After a challenging 2023, the global semiconductor industry is finally showing signs of recovery in the first half of 2024. As market demand rebounds, major wafer fabs are ramping up capital expenditures and expanding their capacities to prepare for a new growth peak.
According to a report by JPMorgan Securities, the inventory reduction phase for wafer foundries is nearing its end. The continuous rise in AI demand and the gradual recovery of non-AI demand indicate that the wafer foundry industry is on the path to recovery.
In particular, China's wafer foundry sector is seeing a rapid recovery in capacity utilization, and local IC design companies are normalizing their inventory adjustments.

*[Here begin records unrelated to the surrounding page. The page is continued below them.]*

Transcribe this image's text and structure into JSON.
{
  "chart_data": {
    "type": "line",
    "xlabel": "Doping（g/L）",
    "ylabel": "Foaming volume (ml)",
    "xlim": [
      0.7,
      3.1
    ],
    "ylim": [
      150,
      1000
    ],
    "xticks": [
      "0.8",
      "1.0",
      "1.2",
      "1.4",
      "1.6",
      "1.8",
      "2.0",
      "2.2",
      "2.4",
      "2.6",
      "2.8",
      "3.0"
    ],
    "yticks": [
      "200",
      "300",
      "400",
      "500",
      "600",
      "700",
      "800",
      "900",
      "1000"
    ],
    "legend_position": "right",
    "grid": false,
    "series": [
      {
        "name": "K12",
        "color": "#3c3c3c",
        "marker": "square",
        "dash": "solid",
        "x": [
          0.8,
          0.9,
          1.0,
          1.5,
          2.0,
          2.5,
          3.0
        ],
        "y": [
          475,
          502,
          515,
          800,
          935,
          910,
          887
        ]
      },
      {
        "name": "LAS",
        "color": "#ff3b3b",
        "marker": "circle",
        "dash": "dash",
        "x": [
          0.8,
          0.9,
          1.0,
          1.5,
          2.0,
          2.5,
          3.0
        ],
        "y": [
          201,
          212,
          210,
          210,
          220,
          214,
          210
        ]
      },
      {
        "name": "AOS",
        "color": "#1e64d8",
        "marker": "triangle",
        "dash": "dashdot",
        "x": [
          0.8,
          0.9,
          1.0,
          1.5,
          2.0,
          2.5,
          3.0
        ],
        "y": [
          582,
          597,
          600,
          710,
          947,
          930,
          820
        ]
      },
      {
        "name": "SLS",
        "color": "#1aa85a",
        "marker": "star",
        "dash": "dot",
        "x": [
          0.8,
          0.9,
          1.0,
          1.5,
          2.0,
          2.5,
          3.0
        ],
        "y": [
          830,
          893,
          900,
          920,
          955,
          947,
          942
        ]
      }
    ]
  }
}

Leading companies in the industry, such as TSMC, Samsung, SK Hynix, and Micron, have started increasing their capital expenditures and expanding their capacities. TSMC plans to raise its capital expenditure to between $32 billion and $36 billion by 2025 to meet the strong demand for its 2nm process technology. Similarly, Samsung and SK Hynix are raising funds in South Korea to significantly expand their production capacities by 2025.
Micron also plans to increase its capital expenditure to approximately $12 billion in fiscal year 2025 to support new technologies and facility upgrades.
According to SEMI, global wafer fab equipment spending is expected to grow by 21% year-on-year in 2024, reaching $92 billion. Taiwan, South Korea, and China are expected to continue leading in equipment spending.